Getting Comfortable with Critiques
Six percent of writers, according to a poll on Critique Circle, are most comfortable keeping their manuscripts in the drawer, sharing them with no one.
At least I’m not alone.
I love the joy of discovering a book so good that I can’t seem to put it down, while at the same time wishing that it didn’t have to end. On the good writing days that is what my stories feel like to me. If I could share my creations, and make someone feel the same way I do, I would feel I’ve given something back.
That part of my journey was to begin with getting critiques of my work, as well as learning to critique other writers. I’m getting quite comfortable with the latter, but as far as getting my own work critiqued, I have stalled after one submission. I’m up to my elbows in revision I told myself; I have no time for line editing what might be cut in block revision anyway.
The other day, however, I received an email in my Inbox.
‘Your story has been critiqued.’
What? Story? There must be some mistake. I haven’t submitted any stories.
But there it was, a heartfelt, in-depth, inspiring critique from a writer whose soon to be published novel I’d had the pleasure of critiquing.

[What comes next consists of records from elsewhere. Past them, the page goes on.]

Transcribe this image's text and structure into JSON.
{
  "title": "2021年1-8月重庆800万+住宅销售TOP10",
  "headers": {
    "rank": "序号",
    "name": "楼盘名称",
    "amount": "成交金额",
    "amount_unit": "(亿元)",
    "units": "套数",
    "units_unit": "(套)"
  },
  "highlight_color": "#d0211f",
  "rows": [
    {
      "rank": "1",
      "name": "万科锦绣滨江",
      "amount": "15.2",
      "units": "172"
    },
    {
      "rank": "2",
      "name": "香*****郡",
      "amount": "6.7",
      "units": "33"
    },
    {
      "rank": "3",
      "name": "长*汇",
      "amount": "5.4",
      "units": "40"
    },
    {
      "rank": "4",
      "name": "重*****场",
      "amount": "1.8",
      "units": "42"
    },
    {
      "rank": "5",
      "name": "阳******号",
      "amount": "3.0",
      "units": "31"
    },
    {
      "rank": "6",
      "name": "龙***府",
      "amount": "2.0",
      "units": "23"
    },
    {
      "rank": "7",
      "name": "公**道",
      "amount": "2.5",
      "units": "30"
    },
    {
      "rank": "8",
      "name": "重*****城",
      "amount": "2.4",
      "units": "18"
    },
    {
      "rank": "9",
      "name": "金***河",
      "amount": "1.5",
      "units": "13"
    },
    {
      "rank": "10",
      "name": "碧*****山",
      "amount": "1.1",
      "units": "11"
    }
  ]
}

Ivan Borodin, whose novel ‘Pandora 2011: Accounts of the Cursed Shopping Mall’ is due out this fall, had taken it upon himself to look at my sole submission and provide insight into a story I had all but forgotten.
Having rediscovered the value of an excellent critique, I used his and the other fine critics’ suggestions to complete my first revision of this chapter. I posted the revised version for the world to see, and I plan to start preparing other short submissions.
Really, I will. Even though I will probably forever remain among the six percent of writers most comfortable stuffing their manuscripts in a drawer.